- Бинка. Да разкажеш приказка за мълчанието
- Directed by: Elka Nikolova
- Written by: Elka Nikolova
- Produced by: Stanimir Trifonov
- Cinematography: Christo Bakalov; Vanyo Georgiev;
- Music by: Rumen Boyadzhiev
- Production company: Vreme Film Studio
- Release date: 2006;
- Running time: 48 minutes
- Country: Bulgaria
- Language: Bulgarian

= Binka: To Tell a Story About Silence =

Binka: To Tell a Story About Silence (Bulgarian Бинка. Да разкажеш приказка за мълчанието) is a 2006 documentary film directed by Elka Nikolova. It is 48 minutes in length, and was released in Bulgaria in 2006 and in the United States in 2007.

The topic of the film is the life and struggles of Bulgaria's first female film director Binka Zhelyazkova during difficult times politically.
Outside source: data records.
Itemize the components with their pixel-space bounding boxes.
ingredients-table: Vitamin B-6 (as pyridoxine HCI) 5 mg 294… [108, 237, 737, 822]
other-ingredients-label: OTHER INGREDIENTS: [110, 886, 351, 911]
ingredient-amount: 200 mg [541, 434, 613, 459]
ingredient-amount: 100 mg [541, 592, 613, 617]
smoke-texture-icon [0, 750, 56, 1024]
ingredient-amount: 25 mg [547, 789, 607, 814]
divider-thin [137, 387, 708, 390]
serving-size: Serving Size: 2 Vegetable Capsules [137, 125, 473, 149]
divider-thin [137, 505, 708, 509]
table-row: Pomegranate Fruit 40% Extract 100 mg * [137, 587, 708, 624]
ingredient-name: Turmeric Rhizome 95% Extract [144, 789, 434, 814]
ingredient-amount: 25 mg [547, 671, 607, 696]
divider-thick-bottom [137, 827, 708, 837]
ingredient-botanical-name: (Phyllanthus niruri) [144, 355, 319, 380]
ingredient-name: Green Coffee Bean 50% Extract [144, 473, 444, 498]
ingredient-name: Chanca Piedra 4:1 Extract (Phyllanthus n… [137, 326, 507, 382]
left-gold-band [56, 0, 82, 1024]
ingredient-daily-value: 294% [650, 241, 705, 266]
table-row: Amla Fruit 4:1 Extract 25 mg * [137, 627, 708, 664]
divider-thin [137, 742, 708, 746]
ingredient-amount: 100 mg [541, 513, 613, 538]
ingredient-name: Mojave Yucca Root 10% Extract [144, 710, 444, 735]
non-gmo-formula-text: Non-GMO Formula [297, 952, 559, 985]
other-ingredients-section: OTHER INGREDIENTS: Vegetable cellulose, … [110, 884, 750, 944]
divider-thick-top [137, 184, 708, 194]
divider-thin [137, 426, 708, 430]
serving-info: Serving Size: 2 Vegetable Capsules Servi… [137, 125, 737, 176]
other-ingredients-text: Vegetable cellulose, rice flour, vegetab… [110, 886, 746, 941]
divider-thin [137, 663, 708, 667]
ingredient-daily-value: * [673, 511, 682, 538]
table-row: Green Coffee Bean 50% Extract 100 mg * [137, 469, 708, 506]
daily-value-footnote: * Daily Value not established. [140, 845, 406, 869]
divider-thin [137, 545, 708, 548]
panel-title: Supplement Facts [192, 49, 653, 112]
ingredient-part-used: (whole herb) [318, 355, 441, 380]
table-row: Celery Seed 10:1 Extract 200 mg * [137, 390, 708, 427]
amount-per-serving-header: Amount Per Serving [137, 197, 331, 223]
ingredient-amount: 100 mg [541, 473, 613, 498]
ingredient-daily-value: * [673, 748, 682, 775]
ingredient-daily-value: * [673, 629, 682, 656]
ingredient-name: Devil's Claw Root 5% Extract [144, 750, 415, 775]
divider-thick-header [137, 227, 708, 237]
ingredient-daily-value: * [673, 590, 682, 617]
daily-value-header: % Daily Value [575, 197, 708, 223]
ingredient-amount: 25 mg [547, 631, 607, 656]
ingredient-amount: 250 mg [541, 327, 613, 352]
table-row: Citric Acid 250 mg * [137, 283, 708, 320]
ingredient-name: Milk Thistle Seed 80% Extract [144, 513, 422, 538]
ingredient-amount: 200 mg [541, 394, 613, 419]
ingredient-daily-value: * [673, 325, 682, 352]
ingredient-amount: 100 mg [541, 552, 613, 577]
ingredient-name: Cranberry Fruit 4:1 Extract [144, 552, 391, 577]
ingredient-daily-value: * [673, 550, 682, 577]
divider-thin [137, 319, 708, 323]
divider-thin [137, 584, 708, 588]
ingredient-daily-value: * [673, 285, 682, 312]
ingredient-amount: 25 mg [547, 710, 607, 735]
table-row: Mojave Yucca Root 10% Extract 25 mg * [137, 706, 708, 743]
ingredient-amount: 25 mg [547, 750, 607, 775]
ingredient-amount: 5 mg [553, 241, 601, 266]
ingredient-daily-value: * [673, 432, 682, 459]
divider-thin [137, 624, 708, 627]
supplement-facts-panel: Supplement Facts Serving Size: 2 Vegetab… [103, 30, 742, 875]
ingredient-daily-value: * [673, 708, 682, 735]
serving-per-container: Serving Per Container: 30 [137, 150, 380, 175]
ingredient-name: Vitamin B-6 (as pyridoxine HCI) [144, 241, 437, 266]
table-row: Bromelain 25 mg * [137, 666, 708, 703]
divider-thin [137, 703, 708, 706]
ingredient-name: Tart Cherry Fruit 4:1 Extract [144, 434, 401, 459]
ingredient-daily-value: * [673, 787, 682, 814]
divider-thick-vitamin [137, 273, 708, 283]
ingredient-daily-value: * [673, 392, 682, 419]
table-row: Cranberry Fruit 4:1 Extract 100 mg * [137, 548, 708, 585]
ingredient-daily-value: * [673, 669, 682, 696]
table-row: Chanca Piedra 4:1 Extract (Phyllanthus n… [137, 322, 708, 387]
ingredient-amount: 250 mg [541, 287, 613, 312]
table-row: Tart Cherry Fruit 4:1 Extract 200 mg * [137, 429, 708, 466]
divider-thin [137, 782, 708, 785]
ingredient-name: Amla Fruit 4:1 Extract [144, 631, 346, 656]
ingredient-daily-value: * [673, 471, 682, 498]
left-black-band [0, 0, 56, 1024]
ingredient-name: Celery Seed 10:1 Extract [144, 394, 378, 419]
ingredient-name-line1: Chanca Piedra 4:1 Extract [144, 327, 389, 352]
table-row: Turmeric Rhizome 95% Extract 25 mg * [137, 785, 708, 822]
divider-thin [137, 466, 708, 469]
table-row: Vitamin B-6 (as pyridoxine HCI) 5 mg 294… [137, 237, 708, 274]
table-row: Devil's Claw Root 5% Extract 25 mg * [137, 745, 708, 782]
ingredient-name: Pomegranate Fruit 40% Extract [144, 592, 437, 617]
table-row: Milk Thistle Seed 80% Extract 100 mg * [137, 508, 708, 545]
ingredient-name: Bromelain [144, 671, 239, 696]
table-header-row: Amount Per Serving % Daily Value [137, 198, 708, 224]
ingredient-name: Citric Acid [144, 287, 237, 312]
The documentary premiered in New York, at the Museum of Modern Art, on April 4, 2007. Later it was shown at many venues such as the Russian Cultural Center In Houston, Texas, Brave Festival in Wrocław, and was also shown at the 2007 South East European Film Festival in Los Angeles, California where it won the Audience Award for best documentary film; it won the award for Best Debut Film at the 2007 Golden Rython Festival for Nonfeature Films; and was also featured in Montreal, Quebec's International Festival of Films on Art.

The film is archived in the Bulgarian National Film Center.